The American editor of this Serbo-Croatian text found some of its narrative’s details puzzling, and signalled his bafflement in a note to his English translation:

It is not clear what the function of the theme of hunger and bread is. It has not been foreshadowed, nor does it have importance in any later action.3

The treatise following this Prolog offers in considerable depth an explanation of the hunger and bread in the South Slavic narrative poem, as also of them and of the thematic matrix to which they pertain in the larger oral tradition of suchlike tales worldwide. In process of developing that explanation, a particular comparative method is also elaborated as a model for investigations of this sort generally.



  1. Milman Parry, collector, and Albert Bates Lord, ed., Serbocroatian Heroic Songs, vol. 2, Belgrade and Cambridge MA, 1953, pp. 107-116.
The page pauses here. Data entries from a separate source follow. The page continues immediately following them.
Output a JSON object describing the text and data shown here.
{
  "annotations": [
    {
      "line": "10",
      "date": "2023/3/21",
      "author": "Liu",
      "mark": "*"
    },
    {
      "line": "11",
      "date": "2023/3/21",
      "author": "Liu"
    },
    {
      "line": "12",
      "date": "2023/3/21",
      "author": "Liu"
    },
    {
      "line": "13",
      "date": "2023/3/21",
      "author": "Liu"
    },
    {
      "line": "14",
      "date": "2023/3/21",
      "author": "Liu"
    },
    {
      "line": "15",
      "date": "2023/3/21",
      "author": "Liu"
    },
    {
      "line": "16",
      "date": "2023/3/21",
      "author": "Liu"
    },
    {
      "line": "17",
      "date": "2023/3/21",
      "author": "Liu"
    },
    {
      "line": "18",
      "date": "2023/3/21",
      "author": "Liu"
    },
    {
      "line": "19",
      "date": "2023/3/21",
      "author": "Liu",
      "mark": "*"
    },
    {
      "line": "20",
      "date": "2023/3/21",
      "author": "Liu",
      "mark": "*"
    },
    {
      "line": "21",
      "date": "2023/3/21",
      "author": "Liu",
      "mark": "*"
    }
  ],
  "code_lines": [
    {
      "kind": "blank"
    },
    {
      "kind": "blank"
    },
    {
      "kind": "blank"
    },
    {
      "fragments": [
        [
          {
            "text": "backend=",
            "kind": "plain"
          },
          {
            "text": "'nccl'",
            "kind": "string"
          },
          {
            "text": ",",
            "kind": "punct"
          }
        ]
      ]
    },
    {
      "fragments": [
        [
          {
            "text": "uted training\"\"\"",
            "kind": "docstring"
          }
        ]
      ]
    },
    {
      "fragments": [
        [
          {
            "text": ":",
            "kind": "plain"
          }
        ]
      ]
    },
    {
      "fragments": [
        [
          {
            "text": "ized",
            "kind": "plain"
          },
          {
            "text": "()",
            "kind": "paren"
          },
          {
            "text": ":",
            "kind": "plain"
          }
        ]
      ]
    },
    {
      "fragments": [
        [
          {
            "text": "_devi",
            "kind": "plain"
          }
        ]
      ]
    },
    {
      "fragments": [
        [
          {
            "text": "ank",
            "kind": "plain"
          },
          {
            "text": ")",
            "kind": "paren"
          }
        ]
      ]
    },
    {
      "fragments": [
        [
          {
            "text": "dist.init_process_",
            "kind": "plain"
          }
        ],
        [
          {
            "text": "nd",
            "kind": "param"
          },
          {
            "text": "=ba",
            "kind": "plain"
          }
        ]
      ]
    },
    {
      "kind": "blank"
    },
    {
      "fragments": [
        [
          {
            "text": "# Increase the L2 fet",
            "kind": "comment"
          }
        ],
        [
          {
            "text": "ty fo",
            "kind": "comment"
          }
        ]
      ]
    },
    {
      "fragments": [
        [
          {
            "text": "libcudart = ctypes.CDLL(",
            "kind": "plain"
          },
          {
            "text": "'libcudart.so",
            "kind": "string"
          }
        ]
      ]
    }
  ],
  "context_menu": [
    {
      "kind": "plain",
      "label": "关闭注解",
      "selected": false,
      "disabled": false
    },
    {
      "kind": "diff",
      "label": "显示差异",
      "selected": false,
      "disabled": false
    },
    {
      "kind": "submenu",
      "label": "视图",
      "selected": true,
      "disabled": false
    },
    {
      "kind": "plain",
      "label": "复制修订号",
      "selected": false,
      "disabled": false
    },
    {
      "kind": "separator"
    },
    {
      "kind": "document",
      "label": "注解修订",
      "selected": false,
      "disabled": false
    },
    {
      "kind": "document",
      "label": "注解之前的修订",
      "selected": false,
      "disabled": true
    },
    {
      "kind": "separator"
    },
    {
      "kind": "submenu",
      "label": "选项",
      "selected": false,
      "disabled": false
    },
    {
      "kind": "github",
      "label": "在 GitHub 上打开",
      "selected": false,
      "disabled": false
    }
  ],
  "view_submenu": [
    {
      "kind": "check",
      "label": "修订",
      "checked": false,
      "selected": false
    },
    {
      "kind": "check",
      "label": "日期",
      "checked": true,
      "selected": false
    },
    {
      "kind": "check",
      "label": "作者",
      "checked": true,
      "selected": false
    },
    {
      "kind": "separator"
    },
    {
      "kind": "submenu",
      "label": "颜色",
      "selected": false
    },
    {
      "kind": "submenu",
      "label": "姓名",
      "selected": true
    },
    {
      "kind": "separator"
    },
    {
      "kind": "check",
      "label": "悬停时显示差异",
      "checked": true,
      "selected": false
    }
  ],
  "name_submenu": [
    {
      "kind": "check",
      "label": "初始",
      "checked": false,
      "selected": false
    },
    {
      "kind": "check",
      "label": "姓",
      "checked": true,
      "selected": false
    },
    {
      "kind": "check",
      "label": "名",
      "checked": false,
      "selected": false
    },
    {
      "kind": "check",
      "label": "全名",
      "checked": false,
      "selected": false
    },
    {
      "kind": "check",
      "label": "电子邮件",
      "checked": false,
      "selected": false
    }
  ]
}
  2. The text in Serbo-Croatian is:
    A kad izbi na Golješ planinu
    pa pogljeda niz laz niz Golješu,
    a kad vide hiljadu ovaca,
    a pod njima hiljadu jagnjaca,    150
    a pred njima zlatna ćobanina
    —u ruke mu od zlata sviralja,
    a na rame zlatna džeferdara—
    vas u srmi i u ćistom zlatu,
    i s ovcama dvanaes’ ćobana,    155
    i sa šnjima dvanaes’ samsova.
    Opaziše dvanaes’ samsova,
    beži Rako uz jelju zeljenu
    dok se jelji uspe na ogranke.
    U to stiže, kaže, zlatan ćobanine,    160
    maće s ramena, kaže, pušku granaljiju,
    pa pogljeda uz jelu zeljenu,
    a kad vide Raka na jeljiku,
    pa zapisnu grlom i avazom:
    »Kopiljane, ko si u planinu?    165
    A znaš, ođe,« kaže, »prolaženja nema!
    Ima doba dvanaes’ godina,
    ođe ’tice nijesu proljetele,
    a deljatim na zemlji junaci.«
    Tā put Rako s jele zapoćeo    170
    —poznade ga, pa mu besedaše:
    »Bogom brate, Huremović Ibro,«
    kaže, »ja sam glavom Uskok Radovane.
    Velika me nagnala nevolja:
    nosim knjigu hajduk Golaliji.«    175
    Kad je Ibro Raka upoznao:
    »Skin’ se k mene, Uskok Radovane
    —skin’ se k mene, i s’ ne boj mene!«
    Tā put Rako niz granje se skide,
    a bijaše moćno ogladnijo    180
    —ogladnijo, pade sa nogama.
    Tā put reće Huremović Ibro,
    »Šta si, Rako, što ti noge kljecu?«
    Kaže, »Gladan, više držat ne mogu.«
    On se maši torbi obravnici    185
    te mu dade ’ljeba bijeloga.
    Dok se Rako ’ljeba ponajeo,
    sade pita Huremova sina:
    »Kako ću isti ljedenoj pećini
    da primaknem knjigu do hajduka?«    190
    Tā put reće Huremović Ibro,
    »Ja ću tebe đadu kaževati.
    To su ovce hajduk Golalije,
    i ćobani hajduk Golalije.
    ’Ajde ovde,« kaže, »z desna na lijevo,    195
    pa ćeš naći jelu suhogranu,
    pa prolazi jelu suhogranu,
    pa ćeš vel’ku jelu nalaziti
    što planduju ovce hajdukove
    —tu planduju hiljadu ovaca    200
    sve na hladu pod jelom zelenom.
    Pa prolazi, pa na više dođi,
    prostrtu ćeš ćohu nalaziti
    —od jele je do pećine ćoha,
    sve prostrta do vrata pećinska—    205
    a pod jelu je jela suhograna
    sakovata zlato naokolo
    —oko jelje tri obruća zlatna—
    a pod jelu,« kaže, »voda na fiskije
    —tu sve toću ćetiri fiskije;    210
    sve su lula od žežena zlata,
    a tasevi od srme bijele—
    a jela je taman pred pećinu.
    Ti ćeš se kriti,« kaže, »drž’ se za jelu suharu!
    A tasevi od srme bijele—    215
    ti se skloni, pa jeljiku turi
    da te ne vidi hajduk po planini,
    helj ćeš grdan moćno poginuti.
    Kad ćeš doći pod jelu suharu,
    ti izvadi knjigu šarovitu.    220
    Hajduk sedi taman pred pećinu.
    Tu su ’nake ćeteres’ stoljica,
    i sve momci sedu na nogama.
    Hajduk sedi na zlatnoj stolici,
    i svijemu su puške u rukama    225
    —hajduk sedi na vrata pećinska
    i u ruke me puška paftaljija,
    niz nju pafte dvades’ i ćetiri,
    svaka pafta po od ljitre zlata,
    dva oćnika dva draga kamena—    230
    i svakome puška u rukama.
    Kod hajduka ćeteres’ je druga.
    Ti ćeš,« kaže, »za jelu otići,
    pa za jelu ljegni pod pećinu,
    pa ćeš desnu izvaditi ruku,    235
    pa pomolji knjigu šarovitu.
    Kad će oni knjigu ugljedati,
    tā put on nekoga će otpratiti
    da on vidi knjigu šarovitu,
    šta je knjiga, od kudijer je.«    240


  3. Milman Parry, collector, and Albert Bates Lord, ed. & tr., Serbocroatian Heroic Songs, vol. 1, Belgrade and Cambridge MA, 1953, p. 372.